A study on the clinical performance of RVP by Mahony et al. seems to indicate that the RVP has a higher sensitivity (98.5%) compared to direct fluorescent-antibody assay (DFA) and culture (68.8%). The sensitivity of the Respifinder compared to cell culture was 100%, except for PIV-3 (80%).

Data on the performance characteristics of other commercial multiplex assays show that these assays are more sensitive than viral culture.22, 23

Only few studies compared the performance of commercially available multiplex assays. A study by Balada-Llasat et al., evaluating the performance of 3 commercial assays for the diagnosis of respiratory viral infections in adults showed that, when compared to culture, the RVP had a sensitivity and specificity of 100% and 91%, compared to MultiCode-PLx (EraGen Biosciences, Madison, WI, US) with 89% and 87% and Resplex II (Qiagen, Hilden, Germany) with 89% and 94%, respectively. However, the Resplex II offered the broadest virus detection range and the MultiCode-PLx offered the greater ease of use. Another study seems to indicate that the Respifinder has a better sensitivity than the Seeplex RV12 detection kit (Seegen, Rockville, MD, US).

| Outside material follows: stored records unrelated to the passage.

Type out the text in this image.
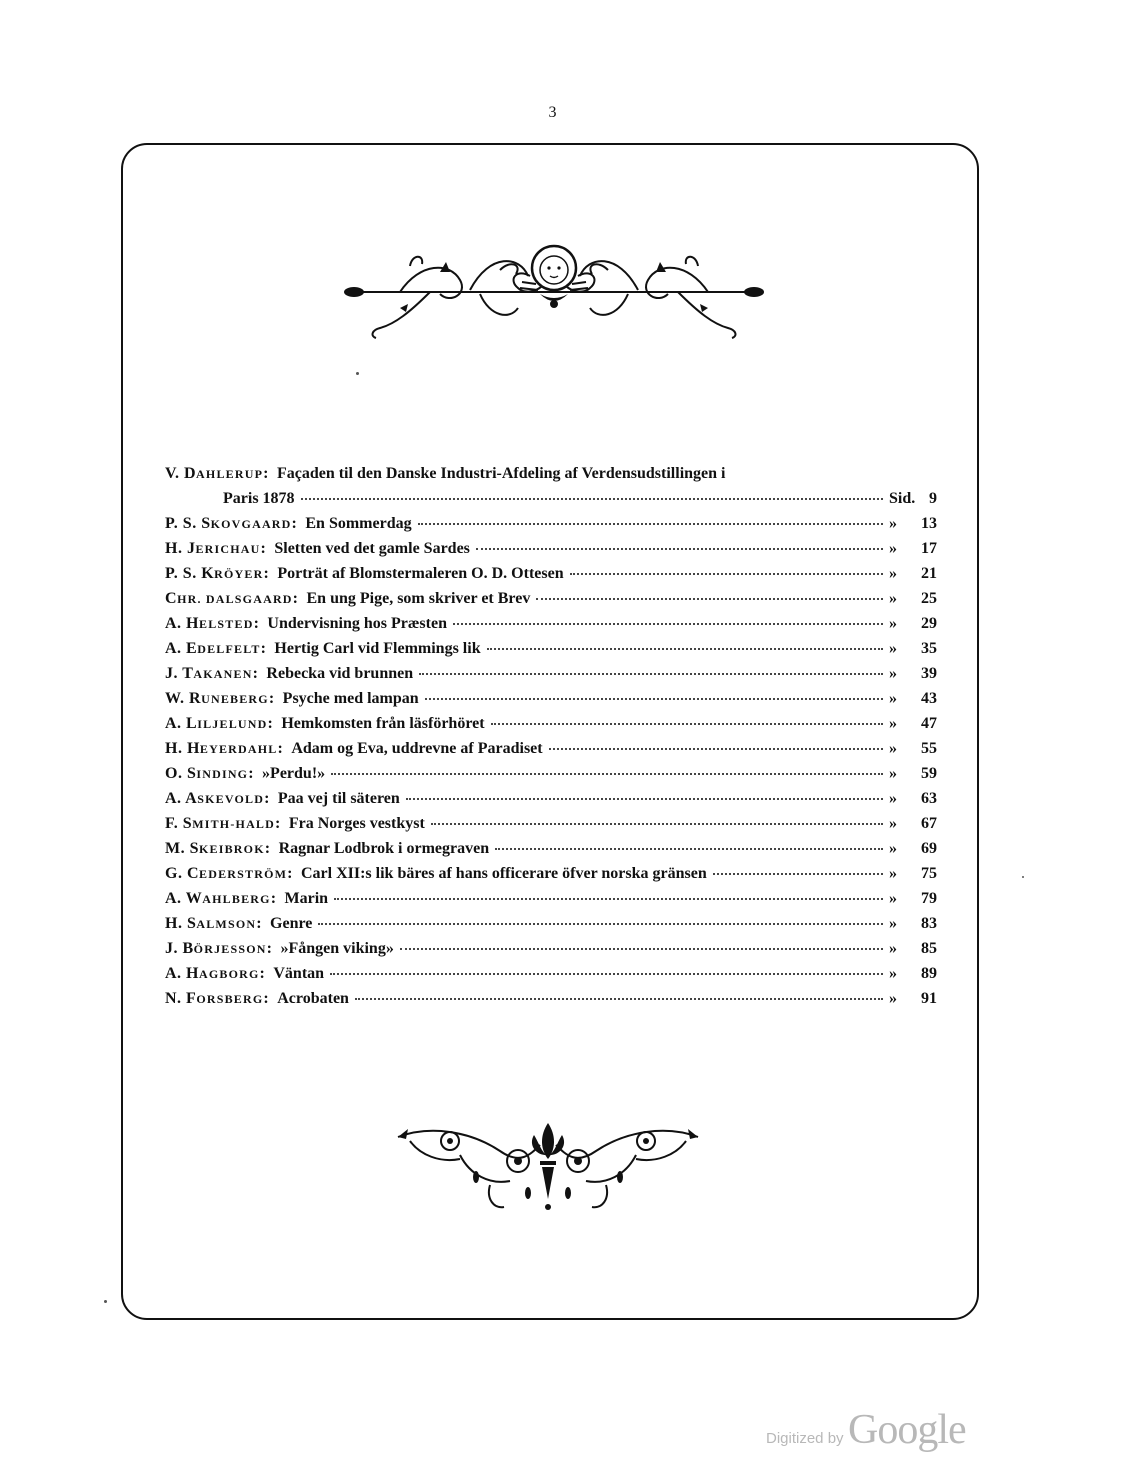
3
V. DAHLERUP: Façaden til den Danske Industri-Afdeling af Verdensudstillingen i
Paris 1878	Sid. 9
P. S. SKOVGAARD: En Sommerdag	»	13
H. JERICHAU: Sletten ved det gamle Sardes	»	17
P. S. KRÖYER: Porträt af Blomstermaleren O. D. Ottesen	»	21
CHR. DALSGAARD: En ung Pige, som skriver et Brev	»	25
A. HELSTED: Undervisning hos Præsten	»	29
A. EDELFELT: Hertig Carl vid Flemmings lik	»	35
J. TAKANEN: Rebecka vid brunnen	»	39
W. RUNEBERG: Psyche med lampan	»	43
A. LILJELUND: Hemkomsten från läsförhöret	»	47
H. HEYERDAHL: Adam og Eva, uddrevne af Paradiset	»	55
O. SINDING: »Perdu!»	»	59
A. ASKEVOLD: Paa vej til säteren	»	63
F. SMITH-HALD: Fra Norges vestkyst	»	67
M. SKEIBROK: Ragnar Lodbrok i ormegraven	»	69
G. CEDERSTRÖM: Carl XII:s lik bäres af hans officerare öfver norska gränsen	»	75
A. WAHLBERG: Marin	»	79
H. SALMSON: Genre	»	83
J. BÖRJESSON: »Fången viking»	»	85
A. HAGBORG: Väntan	»	89
N. FORSBERG: Acrobaten	»	91
Digitized by Google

To conclude, multi parameter assays can be a useful tool for broad spectrum detection of respiratory pathogens, although time-to result could be improved. Negative results should be interpreted with care because of the limited sensitivity for some pathogens.

Conflict of interest statement

Funding: None. Competing interests: None declared. Ethical approval: Not required.